Camus implies that Meursault is being executed for more than just committing murder. The members of the court appear more horrified by Meursault's lack of tears at his mother's funeral than they are by his act of violence. Even before the trial, Meursault's lawyer is shocked and appalled by his client's lack of emotion.
The trial goes badly for Meursault because he does not hide his indifference toward life behind false sentimentality or feigned emotions. While his lawyer tries making an argument for why Meursault behaved as he did, Meursault does not go with this line of thinking. While being questioned before the trial, Meursault's lack of willingness to ascribe meaning to his actions is apparent:
"Why did you pause between the first and second shot?"
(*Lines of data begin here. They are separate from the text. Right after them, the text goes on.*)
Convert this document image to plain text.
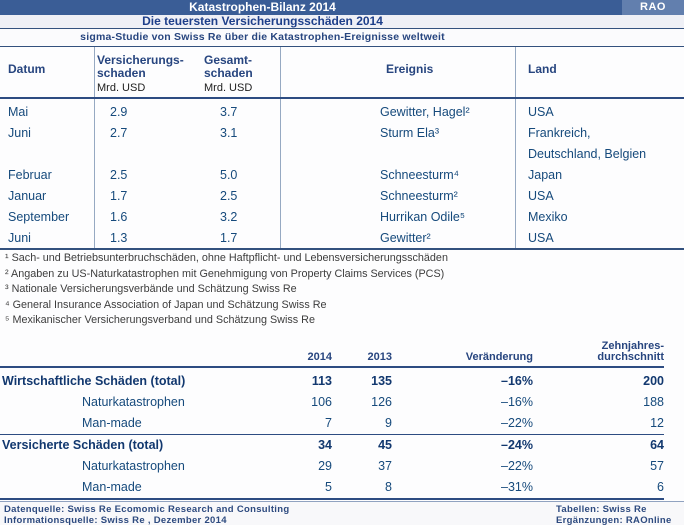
Katastrophen-Bilanz 2014	RAO
Die teuersten Versicherungsschäden 2014
sigma-Studie von Swiss Re über die Katastrophen-Ereignisse weltweit
Datum
Versicherungs-
schaden
Mrd. USD
Gesamt-
schaden
Mrd. USD
Ereignis	Land
Mai	2.9	3.7	Gewitter, Hagel²	USA
Juni	2.7	3.1	Sturm Ela³	Frankreich,
Deutschland, Belgien
Februar	2.5	5.0	Schneesturm⁴	Japan
Januar	1.7	2.5	Schneesturm²	USA
September	1.6	3.2	Hurrikan Odile⁵	Mexiko
Juni	1.3	1.7	Gewitter²	USA
¹ Sach- und Betriebsunterbruchschäden, ohne Haftpflicht- und Lebensversicherungsschäden
² Angaben zu US-Naturkatastrophen mit Genehmigung von Property Claims Services (PCS)
³ Nationale Versicherungsverbände und Schätzung Swiss Re
⁴ General Insurance Association of Japan und Schätzung Swiss Re
⁵ Mexikanischer Versicherungsverband und Schätzung Swiss Re
2014	2013	Veränderung
Zehnjahres-
durchschnitt
Wirtschaftliche Schäden (total)	113	135	–16%	200
Naturkatastrophen	106	126	–16%	188
Man-made	7	9	–22%	12
Versicherte Schäden (total)	34	45	–24%	64
Naturkatastrophen	29	37	–22%	57
Man-made	5	8	–31%	6
Datenquelle: Swiss Re Ecomomic Research and Consulting
Informationsquelle: Swiss Re , Dezember 2014
Tabellen: Swiss Re
Ergänzungen: RAOnline
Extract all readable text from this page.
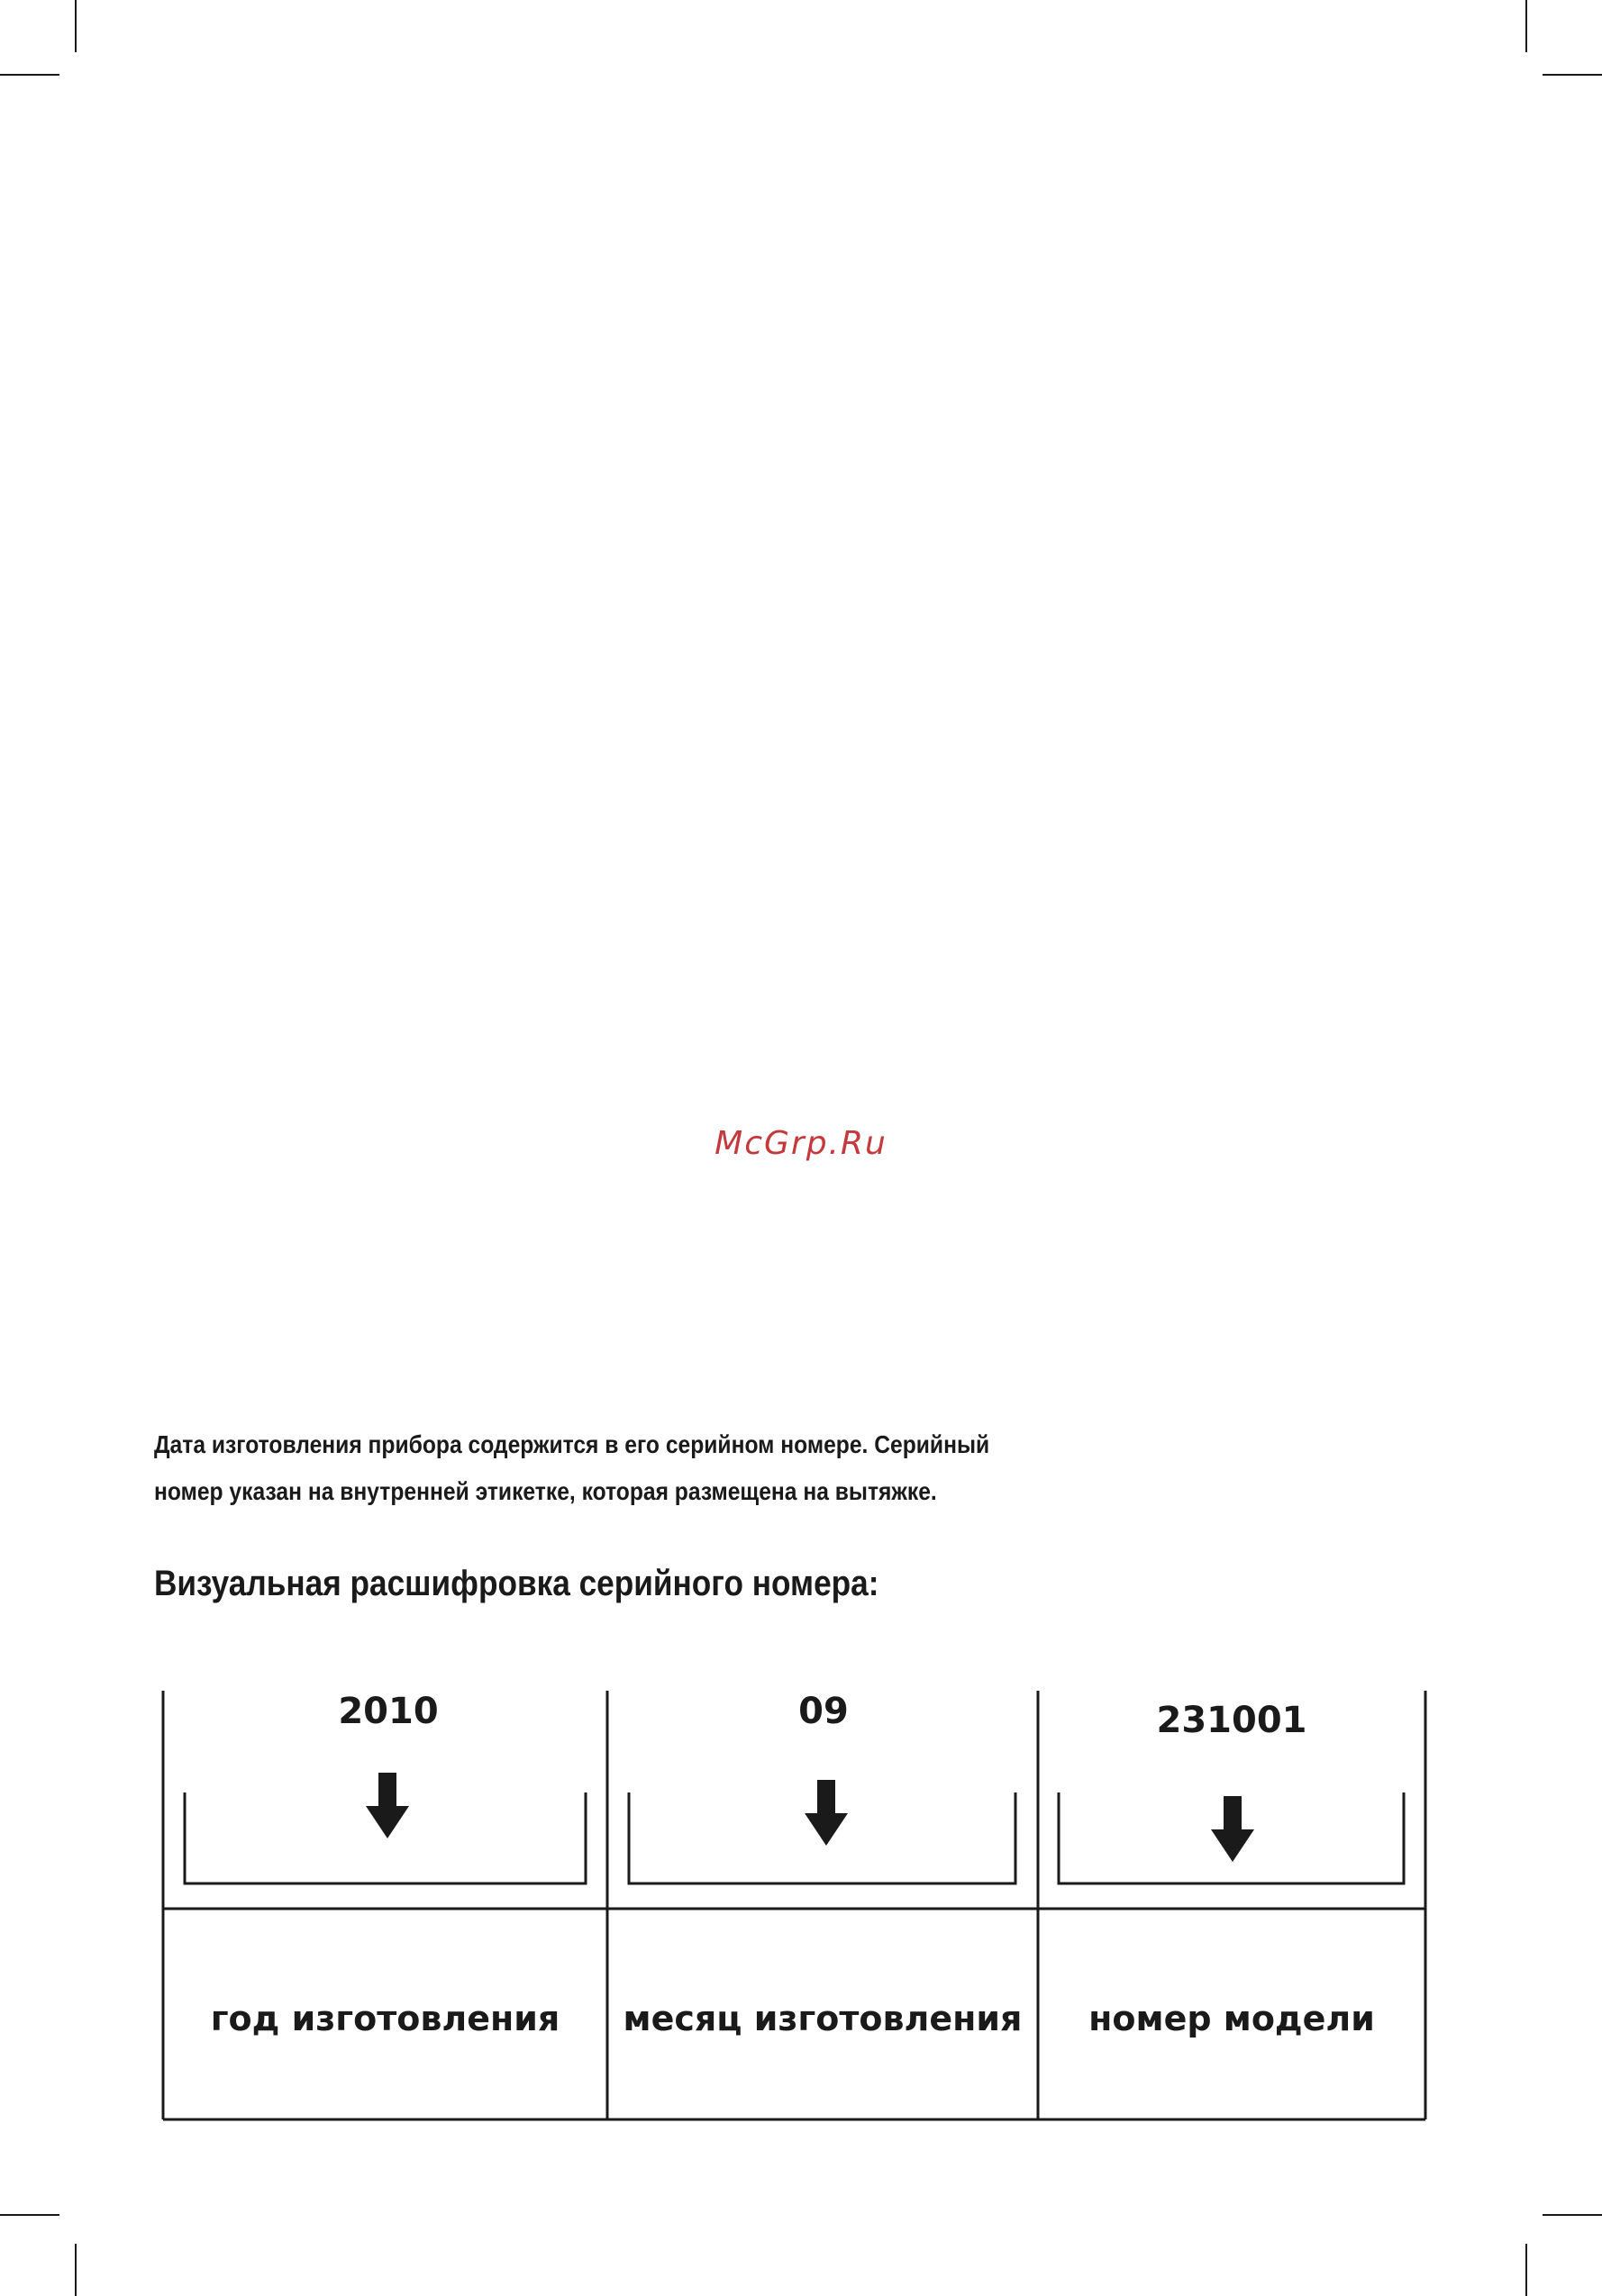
McGrp.Ru
Дата изготовления прибора содержится в его серийном номере. Серийный
номер указан на внутренней этикетке, которая размещена на вытяжке.
Визуальная расшифровка серийного номера:
2010	09	231001
год изготовления	месяц изготовления	номер модели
I seemed to see it hovering again before my eyes, the red glow of the beach, and to feel that fiery breath on my cheeks—and, this time, I made no answer.
During the silence that followed, the magistrate kept fidgeting, running his fingers through his hair, half rising, then sitting down again. Finally, planting his elbows on the desk, he bent toward me with a queer expression.
"But why, why did you go on firing at a prostrate man?"
Again I found nothing to reply.
Camus has called this a case of Meursault refusing to "play the game"—that is, refusing to impose order on an illogical universe. He accepts that sometimes life makes no sense and that events, both bad and good, can occur for no reason at all. This idea is threatening to the social order, which demands that all life have a cause and effect or that people order their lives according to a moral system, such as the law or religion. When Meursault refuses to do so, he loses the sympathy of the court and effectively signs his own death warrant.